The best I could come up with is to produce a matrix of sums of each pair, and then merge the rows together, a-la merge sort. I feel like I'm missing some simple insight that will reveal a much more efficient solution.

My algorithm, in Haskell:

matrixOfSums list = [[a+b | b <- list, b >= a] | a <- list]

sortedSums = foldl merge [] matrixOfSums

--A normal merge, save that we remove duplicates
merge xs [] = xs
merge [] ys = ys
merge (x:xs) (y:ys) = case compare x y of
    LT -> x:(merge xs (y:ys))
    EQ -> x:(merge xs (dropWhile (==x) ys))
    GT -> y:(merge (x:xs) ys)

I found a minor improvement, one that's more amenable to lazy stream-based coding. Instead of merging the columns pair-wise, merge all of them at once.

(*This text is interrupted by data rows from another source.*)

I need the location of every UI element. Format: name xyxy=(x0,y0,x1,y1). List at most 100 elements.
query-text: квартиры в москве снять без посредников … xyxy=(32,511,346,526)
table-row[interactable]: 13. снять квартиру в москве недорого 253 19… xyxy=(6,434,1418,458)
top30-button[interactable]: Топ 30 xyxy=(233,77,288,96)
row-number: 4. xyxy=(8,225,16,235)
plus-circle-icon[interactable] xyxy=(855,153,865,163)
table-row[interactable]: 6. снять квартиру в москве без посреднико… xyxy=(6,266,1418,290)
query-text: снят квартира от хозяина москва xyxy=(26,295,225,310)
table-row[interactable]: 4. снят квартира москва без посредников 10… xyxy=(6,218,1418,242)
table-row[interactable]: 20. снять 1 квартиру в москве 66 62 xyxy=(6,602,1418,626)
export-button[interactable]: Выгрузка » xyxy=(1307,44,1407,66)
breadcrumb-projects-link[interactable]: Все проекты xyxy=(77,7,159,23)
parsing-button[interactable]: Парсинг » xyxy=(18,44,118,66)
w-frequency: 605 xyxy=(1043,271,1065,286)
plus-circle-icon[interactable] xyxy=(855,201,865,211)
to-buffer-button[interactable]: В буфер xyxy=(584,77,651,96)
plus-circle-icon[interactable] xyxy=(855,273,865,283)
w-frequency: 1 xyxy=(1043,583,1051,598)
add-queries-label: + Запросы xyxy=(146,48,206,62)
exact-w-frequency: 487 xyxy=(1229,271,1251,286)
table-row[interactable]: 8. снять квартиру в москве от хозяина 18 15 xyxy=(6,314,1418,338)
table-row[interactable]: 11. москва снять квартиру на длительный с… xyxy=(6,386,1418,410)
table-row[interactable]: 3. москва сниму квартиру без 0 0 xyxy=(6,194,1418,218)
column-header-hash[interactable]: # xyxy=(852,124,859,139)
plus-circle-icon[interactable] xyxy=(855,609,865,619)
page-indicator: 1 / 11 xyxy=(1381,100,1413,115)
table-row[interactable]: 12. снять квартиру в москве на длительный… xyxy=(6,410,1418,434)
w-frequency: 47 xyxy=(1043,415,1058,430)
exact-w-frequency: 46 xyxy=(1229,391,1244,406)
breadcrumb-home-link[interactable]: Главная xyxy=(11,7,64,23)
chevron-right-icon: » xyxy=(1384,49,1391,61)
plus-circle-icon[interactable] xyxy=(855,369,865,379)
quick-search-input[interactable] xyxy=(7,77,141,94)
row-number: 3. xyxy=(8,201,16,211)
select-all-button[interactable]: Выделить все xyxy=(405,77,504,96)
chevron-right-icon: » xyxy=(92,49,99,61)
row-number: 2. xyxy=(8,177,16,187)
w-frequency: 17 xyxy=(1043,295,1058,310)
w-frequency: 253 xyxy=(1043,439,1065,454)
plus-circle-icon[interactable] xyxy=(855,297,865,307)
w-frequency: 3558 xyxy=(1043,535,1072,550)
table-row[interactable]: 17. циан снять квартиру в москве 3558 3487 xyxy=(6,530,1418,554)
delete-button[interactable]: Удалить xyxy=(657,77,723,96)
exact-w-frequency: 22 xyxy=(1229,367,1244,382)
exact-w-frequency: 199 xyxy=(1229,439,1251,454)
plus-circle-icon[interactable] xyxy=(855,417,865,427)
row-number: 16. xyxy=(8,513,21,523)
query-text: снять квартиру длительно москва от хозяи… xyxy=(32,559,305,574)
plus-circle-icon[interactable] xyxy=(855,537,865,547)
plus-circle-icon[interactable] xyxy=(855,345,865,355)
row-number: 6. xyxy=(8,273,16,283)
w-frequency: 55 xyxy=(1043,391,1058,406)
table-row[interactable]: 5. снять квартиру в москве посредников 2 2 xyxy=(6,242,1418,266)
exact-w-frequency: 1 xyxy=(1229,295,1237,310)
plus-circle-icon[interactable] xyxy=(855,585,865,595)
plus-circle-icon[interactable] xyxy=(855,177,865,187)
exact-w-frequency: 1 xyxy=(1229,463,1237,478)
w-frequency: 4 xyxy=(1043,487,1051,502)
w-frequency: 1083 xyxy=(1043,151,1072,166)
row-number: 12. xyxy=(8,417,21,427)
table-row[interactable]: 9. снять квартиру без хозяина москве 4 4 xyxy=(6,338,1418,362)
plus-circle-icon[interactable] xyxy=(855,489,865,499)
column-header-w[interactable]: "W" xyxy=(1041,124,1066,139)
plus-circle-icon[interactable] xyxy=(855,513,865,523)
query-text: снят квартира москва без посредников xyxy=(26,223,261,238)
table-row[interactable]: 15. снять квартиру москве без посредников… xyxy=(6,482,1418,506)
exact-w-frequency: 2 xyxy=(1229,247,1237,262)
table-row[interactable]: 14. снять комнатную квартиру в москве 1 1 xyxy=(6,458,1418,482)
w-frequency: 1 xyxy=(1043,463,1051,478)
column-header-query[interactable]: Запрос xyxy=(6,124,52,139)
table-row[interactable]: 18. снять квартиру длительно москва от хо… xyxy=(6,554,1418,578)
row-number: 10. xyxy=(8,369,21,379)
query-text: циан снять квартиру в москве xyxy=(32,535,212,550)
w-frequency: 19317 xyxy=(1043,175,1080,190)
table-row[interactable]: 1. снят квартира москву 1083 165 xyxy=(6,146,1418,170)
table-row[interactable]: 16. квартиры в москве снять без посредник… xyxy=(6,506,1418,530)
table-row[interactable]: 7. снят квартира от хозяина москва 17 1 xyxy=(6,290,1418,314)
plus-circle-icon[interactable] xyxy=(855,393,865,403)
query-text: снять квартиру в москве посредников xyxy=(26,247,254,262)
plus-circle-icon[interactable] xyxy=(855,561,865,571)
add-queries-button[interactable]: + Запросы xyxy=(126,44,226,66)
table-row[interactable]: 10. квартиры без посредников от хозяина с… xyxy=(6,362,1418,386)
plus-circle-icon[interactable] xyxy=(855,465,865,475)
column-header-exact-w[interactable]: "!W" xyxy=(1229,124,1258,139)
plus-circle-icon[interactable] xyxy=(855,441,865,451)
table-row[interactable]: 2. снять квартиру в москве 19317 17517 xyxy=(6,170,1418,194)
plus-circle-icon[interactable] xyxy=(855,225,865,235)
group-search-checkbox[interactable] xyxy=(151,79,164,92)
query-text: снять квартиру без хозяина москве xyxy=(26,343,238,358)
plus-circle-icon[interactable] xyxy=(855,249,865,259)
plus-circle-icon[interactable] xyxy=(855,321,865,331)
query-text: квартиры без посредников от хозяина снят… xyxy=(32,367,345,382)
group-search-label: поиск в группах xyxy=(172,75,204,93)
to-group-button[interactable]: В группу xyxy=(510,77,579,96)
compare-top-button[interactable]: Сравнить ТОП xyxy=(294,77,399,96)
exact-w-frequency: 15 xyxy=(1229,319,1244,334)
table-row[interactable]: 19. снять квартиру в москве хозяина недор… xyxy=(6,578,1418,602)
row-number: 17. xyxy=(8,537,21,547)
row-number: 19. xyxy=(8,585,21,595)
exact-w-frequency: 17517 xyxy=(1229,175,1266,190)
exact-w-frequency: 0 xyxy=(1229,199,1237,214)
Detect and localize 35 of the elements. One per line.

The advantage being that you start getting elements of the list immediately.

-- wide-merge does a standard merge (ala merge-sort) across an arbitrary number of lists
-- wideNubMerge does this while eliminating duplicates
wideNubMerge :: Ord a => [[a]] -> [a]
wideNubMerge ls = wideNubMerge1 $ filter (/= []) ls
wideNubMerge1 [] = []
wideNubMerge1 ls = mini:(wideNubMerge rest)
    where mini = minimum $ map head ls
          rest = map (dropWhile (== mini)) ls

betterSortedSums = wideNubMerge matrixOfSums

However, if you know you're going to use all of the sums, and there's no advantage to getting some of them earlier, go with 'foldl merge []', as it's faster.